Osteomyelitis can occur as a result of an injury to the bone, or an infection in the body carried by the blood to the bone. The infection may be acute or chronic.
In adults, the pelvis and vertebrae are the most common sites. In children, the long bones are most likely to be affected.
Necrotic (Dead) Tissue and Underlying Osteomyelitis

Risk Factors
A risk factor is something that increases your chance of getting a disease or condition.
• Age: Young children and older adults
• Sex: Male
• Trauma or injury to the bone or skin
• Broken bones, especially if open to or sticking through the skin
• Diabetes mellitus
• Kidney dialysis
• Intravenous drug abuse
• Weakened immune system
• Poor circulation
• Sickle cell anemia
• Artificial joints, such as a hip replacement
• Prosthetic bone devices, such as screws, plates, or wires
Symptoms include:
• Bone pain
• Fever or chills
• Tenderness, warmth, swelling, or redness of the skin or joint
• Drainage of pus
• Nausea
• Fatigue or irritability
• Restricted movement of the area
• A sore over bone that does not heal
The doctor will ask about your symptoms and medical history, and perform a physical exam. Tests may include:
• Blood Tests–to check for signs of infection
• Needle Aspiration–use of a needle to remove a sample for testing and culture
• Bone Biopsy–removal of a sample of bone to test for abnormal cells
• X-Ray–bone and tissue changes on x-ray may indicate osteomyelitis
• Bone Scan–a series of pictures of bones taken after injection of a small amount of radioactive material that highlights the bones
• CT or MRI–radiographic tests to evaluate for any bone changes that may indicate osteomyelitis
Osteomyelitis is treated with antibiotics. They are given intravenously and sometimes orally. Acute osteomyelitis is treated for at least 4-6 weeks. Chronic osteomyelitis may require antibiotics for a longer period of time. The doctor may immobilize the affected area with a splint and recommend avoiding any weight bearing on the area.

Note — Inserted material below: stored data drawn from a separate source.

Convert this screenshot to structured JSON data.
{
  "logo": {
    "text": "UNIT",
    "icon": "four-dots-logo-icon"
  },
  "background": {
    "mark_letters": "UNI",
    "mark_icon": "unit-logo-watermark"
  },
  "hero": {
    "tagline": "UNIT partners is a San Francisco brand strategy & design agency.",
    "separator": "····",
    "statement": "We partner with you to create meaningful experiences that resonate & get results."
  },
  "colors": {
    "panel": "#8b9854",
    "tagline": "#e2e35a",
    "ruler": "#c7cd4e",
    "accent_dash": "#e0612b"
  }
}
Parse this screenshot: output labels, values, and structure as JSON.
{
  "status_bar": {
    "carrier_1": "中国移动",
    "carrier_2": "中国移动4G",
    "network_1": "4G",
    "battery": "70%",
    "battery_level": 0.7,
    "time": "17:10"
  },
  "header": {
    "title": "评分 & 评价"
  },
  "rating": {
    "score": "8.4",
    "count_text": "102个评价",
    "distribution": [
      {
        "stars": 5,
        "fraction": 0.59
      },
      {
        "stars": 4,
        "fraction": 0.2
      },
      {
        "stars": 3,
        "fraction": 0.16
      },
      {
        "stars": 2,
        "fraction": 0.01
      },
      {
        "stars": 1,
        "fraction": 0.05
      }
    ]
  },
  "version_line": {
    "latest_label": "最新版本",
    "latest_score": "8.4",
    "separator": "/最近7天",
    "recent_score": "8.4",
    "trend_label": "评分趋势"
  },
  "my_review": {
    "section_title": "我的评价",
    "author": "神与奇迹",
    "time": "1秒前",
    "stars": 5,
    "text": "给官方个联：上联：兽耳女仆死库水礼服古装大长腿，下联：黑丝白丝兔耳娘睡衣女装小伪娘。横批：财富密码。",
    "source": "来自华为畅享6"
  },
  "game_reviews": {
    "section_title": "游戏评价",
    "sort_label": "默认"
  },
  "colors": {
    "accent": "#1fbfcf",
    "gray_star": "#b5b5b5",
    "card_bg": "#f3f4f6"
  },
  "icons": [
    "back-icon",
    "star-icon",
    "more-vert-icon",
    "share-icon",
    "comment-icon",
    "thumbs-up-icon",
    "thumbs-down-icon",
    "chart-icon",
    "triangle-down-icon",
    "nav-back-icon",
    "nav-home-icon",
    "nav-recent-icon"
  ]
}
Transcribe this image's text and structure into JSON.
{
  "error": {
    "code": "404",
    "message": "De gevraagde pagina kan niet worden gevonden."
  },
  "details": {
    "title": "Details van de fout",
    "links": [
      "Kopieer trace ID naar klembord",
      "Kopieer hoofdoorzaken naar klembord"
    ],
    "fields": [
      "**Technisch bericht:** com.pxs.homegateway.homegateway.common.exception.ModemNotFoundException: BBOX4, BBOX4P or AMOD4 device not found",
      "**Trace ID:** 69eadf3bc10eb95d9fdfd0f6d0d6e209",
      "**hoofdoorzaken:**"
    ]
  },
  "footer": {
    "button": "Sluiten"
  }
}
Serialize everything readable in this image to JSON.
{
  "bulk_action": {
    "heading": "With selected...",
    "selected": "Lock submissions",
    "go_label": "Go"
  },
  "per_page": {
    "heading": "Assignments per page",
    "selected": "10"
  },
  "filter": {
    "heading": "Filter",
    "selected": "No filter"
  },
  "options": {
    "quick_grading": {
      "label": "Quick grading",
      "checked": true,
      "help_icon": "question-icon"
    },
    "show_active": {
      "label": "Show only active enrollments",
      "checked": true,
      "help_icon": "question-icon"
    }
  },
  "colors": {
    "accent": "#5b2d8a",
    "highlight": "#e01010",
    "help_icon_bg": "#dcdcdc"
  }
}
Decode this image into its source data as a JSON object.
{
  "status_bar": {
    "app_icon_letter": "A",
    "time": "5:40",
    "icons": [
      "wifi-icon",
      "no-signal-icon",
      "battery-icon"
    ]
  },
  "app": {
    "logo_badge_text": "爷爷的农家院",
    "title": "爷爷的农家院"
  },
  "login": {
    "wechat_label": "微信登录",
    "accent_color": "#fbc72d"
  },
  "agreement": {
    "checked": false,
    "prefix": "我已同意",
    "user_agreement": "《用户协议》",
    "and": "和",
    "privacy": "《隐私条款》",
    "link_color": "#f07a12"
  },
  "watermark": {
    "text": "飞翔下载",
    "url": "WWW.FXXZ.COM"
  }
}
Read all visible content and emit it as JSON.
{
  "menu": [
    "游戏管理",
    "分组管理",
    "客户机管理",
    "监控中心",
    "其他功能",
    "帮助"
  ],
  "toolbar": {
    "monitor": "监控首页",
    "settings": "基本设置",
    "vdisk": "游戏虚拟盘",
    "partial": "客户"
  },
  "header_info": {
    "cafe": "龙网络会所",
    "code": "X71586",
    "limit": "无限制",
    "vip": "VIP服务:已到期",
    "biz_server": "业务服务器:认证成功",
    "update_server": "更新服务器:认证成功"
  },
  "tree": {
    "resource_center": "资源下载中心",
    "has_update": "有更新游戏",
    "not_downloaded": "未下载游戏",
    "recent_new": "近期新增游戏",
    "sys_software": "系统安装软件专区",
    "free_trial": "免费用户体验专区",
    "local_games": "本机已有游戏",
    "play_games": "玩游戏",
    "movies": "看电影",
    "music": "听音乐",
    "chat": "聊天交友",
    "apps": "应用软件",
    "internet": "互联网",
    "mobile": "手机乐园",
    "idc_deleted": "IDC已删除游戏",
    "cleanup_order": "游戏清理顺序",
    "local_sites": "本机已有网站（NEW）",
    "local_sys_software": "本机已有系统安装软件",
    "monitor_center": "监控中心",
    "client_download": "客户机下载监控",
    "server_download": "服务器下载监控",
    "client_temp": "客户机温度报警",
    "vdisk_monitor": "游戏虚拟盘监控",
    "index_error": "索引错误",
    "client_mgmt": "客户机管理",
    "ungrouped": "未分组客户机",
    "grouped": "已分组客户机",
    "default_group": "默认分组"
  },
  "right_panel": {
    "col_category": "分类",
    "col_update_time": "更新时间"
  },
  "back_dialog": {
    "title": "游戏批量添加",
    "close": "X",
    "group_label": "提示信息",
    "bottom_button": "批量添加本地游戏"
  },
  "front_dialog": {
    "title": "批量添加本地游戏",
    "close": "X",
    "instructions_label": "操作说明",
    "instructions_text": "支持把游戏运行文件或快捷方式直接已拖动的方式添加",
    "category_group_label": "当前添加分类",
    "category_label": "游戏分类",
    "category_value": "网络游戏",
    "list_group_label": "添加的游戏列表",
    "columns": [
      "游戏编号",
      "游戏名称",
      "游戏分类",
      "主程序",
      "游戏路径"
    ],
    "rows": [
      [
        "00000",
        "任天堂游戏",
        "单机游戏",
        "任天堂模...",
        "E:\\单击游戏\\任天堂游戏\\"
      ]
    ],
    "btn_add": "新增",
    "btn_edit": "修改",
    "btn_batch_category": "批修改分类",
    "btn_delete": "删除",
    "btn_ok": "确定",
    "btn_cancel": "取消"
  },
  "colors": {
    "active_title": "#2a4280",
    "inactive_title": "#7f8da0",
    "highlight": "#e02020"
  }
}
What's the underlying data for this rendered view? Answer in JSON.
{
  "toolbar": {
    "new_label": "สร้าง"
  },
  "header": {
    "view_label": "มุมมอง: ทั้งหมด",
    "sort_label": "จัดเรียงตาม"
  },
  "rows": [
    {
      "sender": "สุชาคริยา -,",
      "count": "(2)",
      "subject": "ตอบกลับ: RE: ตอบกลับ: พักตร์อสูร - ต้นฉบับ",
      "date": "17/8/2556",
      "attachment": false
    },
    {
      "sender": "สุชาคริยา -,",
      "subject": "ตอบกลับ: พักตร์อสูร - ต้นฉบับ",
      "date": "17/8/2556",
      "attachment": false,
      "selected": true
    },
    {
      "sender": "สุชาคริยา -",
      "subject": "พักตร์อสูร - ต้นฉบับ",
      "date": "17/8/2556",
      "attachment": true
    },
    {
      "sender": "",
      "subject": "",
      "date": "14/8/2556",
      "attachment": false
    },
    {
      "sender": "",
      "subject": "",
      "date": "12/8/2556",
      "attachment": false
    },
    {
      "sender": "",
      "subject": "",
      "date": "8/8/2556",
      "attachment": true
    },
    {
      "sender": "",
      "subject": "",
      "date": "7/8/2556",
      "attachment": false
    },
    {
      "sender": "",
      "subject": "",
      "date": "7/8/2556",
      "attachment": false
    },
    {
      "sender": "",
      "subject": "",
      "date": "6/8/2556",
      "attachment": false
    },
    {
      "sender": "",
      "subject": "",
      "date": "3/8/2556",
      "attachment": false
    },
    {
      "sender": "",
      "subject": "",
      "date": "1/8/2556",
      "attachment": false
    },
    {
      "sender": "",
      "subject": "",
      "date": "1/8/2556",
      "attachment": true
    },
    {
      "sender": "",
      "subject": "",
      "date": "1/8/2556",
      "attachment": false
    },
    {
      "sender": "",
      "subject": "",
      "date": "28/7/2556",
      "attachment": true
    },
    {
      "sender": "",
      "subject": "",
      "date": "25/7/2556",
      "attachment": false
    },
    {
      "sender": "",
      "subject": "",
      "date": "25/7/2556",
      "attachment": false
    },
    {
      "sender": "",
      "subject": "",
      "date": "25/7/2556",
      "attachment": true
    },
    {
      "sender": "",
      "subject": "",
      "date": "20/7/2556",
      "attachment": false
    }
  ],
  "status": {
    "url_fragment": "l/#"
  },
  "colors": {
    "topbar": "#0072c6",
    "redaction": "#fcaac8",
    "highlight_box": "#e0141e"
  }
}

For chronic infection, surgery may be required to:
• Clean infected bone via scraping and irrigating the area
• Remove any fragments of dead bone or tissue that may prolong the infection
In severe cases, amputation may be necessary.
Skin Graft
In some situations, the doctor may recommend a skin graft. The skin in the affected area is replaced with healthy skin taken from another part of the body.
To reduce your risk of getting osteomyelitis:
• Seek immediate medical care for infections or injuries.
• Keep diabetes under good control.
• Do not use illegal drugs.
• See your doctor for any sores that do not heal.